Mats Thornes

Personal information
- Full name: Mats Selmer Thornes
- Date of birth: 25 August 2002 (age 23)
- Height: 1.80 m (5 ft 11 in)
- Position: Midfielder

Team information
- Current team: Bryne
- Number: 7

Youth career
- 2007–2020: Vidar

Senior career*
- Years: Team / Apps / (Gls)
- 2018–2019: Vidar / 20 / (1)
- 2021: Øygarden / 23 / (1)
- 2022–2024: Åsane / 34 / (5)
- 2024–: Bryne / 28 / (1)

= Mats Thornes =

Norwegian footballer (born 2002)

Mats Selmer Thornes (born 25 August 2002) is a Norwegian footballer who plays as a midfielder for Bryne FK.

==Career==
Despite hailing from Sola Municipality, Thornes started his youth career in Stavanger club FK Vidar at the age of 4. He made his senior debut in the 2018 2. divisjon. He played more often in 2019, but the team was relegated. In 2020 he only played youth football, as the leagues below the Second Division were cancelled. He was picked up by Øygarden FK on the second tier in 2021, moving to Loddefjord in Bergen. After one season there, he went on to Bergen club Åsane.
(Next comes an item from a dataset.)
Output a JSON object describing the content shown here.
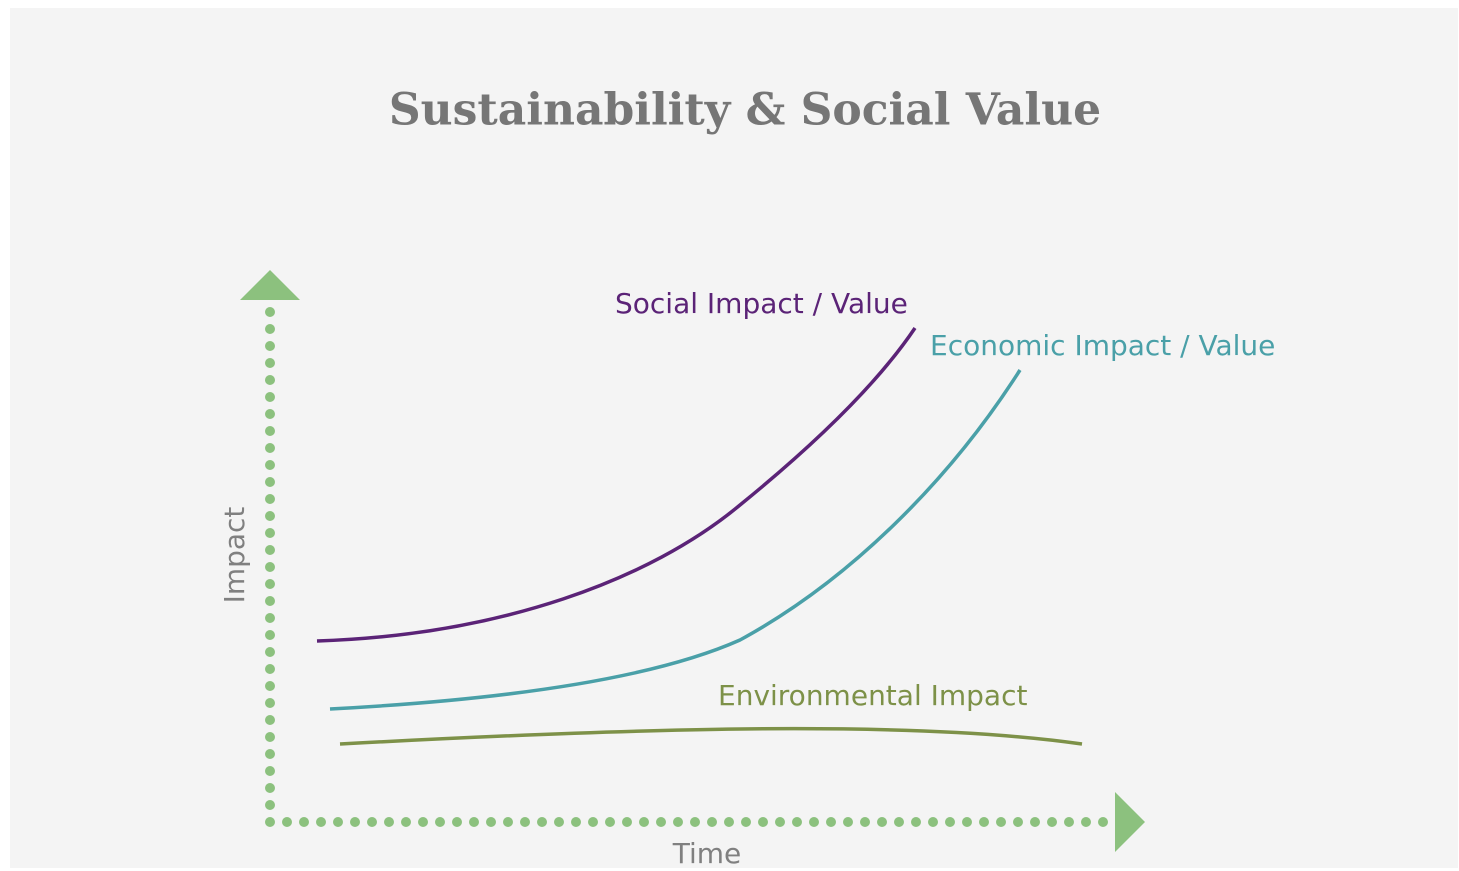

Thornes lost almost the entirety of 2023 due to injury; for a long time, the nature of the injury was not even known. He eventually underwent surgery in February 2024. Thornes was bought by Bryne FK in the summer of 2024. He helped secure promotion from the 2024 1. divisjon, and made his Eliteserien debut in 2025. Thornes was able to establish himself as a regular in Bryne's team.